In Christ, all shall be made alive: Does this mean everyone is resurrected? Yes and no. All will be resurrected in the sense that they will receive a resurrection body and live forever. Jesus plainly spoke of both the resurrection of life and the resurrection of condemnation (John 5:29). So, all are resurrected, but not all will receive the resurrection of life. Some will receive the resurrection of condemnation and live forever in a resurrected body in hell.


The resurrection of Jesus leads to the resolution of all things. Then comes the end, when He delivers the kingdom to God the Father, when He puts an end to all rule and all authority and power. For He must reign till He has put all enemies under His feet. The last enemy that will be destroyed is death. For "He has put all things under His feet." But when He says, "all things are put under Him," it is evident that He who put all things under Him is accepted. Now when all things are made subject to Him, then the Son Himself will also be subject to Him who put all things under Him that God may be all in all.

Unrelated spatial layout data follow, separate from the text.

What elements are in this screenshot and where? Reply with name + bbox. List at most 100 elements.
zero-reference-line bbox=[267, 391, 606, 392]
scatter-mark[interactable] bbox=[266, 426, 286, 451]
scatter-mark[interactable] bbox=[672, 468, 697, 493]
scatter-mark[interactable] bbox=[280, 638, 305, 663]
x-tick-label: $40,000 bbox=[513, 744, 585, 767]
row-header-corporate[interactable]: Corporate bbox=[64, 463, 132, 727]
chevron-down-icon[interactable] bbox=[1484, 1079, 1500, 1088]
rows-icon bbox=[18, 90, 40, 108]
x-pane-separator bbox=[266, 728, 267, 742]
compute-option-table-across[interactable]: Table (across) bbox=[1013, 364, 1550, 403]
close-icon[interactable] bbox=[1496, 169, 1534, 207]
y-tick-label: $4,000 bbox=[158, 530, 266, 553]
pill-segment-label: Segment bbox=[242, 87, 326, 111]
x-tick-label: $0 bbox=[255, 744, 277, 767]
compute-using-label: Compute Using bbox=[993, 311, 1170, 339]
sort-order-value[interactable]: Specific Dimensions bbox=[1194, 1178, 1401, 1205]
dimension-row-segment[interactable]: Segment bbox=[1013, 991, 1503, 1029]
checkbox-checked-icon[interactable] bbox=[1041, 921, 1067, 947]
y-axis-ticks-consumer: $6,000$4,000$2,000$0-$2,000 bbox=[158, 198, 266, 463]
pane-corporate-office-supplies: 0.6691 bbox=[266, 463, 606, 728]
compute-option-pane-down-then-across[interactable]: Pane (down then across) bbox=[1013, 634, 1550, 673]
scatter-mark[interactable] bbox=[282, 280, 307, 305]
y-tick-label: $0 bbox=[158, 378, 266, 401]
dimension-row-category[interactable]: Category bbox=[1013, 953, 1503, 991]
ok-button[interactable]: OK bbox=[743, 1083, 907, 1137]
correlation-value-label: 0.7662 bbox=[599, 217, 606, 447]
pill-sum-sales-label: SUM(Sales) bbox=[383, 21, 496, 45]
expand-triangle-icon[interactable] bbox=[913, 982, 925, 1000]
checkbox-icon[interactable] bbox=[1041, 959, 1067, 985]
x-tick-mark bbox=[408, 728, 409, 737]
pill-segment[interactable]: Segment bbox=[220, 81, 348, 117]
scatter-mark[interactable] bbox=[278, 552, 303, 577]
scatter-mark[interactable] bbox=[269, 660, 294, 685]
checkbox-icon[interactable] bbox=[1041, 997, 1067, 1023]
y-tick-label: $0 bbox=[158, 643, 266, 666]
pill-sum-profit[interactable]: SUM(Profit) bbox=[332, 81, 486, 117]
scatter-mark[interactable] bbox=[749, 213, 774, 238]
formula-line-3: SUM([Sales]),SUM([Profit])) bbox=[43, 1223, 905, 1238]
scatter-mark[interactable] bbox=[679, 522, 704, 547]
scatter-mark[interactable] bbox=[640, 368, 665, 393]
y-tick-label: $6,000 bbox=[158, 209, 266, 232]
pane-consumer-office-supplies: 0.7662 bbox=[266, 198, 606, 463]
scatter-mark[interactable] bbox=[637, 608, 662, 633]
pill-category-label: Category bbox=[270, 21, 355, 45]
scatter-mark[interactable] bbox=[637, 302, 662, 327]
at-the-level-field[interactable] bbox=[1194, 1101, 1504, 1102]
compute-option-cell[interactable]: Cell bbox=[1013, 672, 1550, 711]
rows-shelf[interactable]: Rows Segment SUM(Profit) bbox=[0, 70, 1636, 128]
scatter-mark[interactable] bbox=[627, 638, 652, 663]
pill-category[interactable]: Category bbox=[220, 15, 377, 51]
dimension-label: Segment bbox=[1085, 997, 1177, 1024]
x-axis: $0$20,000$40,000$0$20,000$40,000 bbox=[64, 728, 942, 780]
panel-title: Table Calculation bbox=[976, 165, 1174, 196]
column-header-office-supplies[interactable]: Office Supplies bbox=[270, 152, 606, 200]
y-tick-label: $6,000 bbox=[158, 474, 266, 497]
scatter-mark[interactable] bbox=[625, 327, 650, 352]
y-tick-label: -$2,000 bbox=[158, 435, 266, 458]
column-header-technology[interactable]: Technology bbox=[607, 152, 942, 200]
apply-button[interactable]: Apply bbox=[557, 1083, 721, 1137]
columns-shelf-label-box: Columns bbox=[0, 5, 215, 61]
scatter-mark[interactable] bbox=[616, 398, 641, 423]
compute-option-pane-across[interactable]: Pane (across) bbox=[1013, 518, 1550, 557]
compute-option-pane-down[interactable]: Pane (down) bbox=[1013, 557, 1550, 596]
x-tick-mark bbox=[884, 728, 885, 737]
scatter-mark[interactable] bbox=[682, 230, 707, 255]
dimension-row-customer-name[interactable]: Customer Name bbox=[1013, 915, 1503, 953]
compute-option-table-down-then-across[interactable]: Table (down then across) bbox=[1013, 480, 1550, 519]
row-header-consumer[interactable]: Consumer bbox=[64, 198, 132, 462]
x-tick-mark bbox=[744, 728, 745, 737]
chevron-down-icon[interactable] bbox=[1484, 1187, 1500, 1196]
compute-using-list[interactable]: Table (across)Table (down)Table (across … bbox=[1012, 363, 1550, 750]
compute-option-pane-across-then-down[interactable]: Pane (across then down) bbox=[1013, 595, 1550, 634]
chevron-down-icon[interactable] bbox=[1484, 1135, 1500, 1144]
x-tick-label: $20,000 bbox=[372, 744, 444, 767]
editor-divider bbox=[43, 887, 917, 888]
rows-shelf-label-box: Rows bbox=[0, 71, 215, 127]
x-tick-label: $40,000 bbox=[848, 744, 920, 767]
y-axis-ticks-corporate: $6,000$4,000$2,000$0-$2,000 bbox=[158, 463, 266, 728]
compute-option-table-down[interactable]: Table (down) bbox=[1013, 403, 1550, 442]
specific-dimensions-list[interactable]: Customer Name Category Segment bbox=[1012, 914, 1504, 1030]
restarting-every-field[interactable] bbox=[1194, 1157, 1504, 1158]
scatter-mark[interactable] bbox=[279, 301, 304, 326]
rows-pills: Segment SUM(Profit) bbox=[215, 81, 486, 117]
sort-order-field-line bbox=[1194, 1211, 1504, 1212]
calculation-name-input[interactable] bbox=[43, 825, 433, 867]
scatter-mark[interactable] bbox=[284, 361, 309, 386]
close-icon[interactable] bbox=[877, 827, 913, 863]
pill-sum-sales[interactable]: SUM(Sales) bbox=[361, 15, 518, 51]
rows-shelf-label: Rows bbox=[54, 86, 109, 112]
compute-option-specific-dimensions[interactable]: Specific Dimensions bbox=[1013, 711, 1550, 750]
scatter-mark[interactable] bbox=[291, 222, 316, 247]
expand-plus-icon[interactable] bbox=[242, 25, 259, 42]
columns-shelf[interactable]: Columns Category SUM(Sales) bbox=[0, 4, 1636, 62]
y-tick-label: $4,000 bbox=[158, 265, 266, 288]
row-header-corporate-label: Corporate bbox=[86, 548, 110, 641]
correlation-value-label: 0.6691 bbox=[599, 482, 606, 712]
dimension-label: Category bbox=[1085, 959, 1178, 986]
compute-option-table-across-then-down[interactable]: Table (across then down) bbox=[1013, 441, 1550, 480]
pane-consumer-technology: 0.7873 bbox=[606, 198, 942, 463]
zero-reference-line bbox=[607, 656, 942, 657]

How can we follow Christ through the mini deaths we face? When we do not process before God the feelings that make us human, such as fear or sadness or anger, we leak.  This is a new and radical suggestion.  I would like to suggest some steps that we should consider taking p. 142f EHS


  1. Pay attention to God’s purpose in suffering and express it to him: 2/3rds of the Psalm are laments or songs of sadness and grief.
  2. Wait in the confusing In-Between
  3. Embrace the Gift of Limits: I wonder if the greatest loss we must grieve is our limits. 
  4. Climb the ladder of humility
  5. Let the old birth the new…in his time

 


Jesus himself said death that brings resurrection and new life, John 14:24, “I tell you the truth, unless a kernel of wheat falls to the ground and dies, it remains only a single seed.  But if it dies, it produces many seeds.


Remember: resurrection only comes out of death—real death.  Our losses are real.  And so is our living God.  He is real and he has given us the victory over death.


May this peace which passes all human understanding keep your heart and your mind in Christ Jesus, to life everlasting, Amen.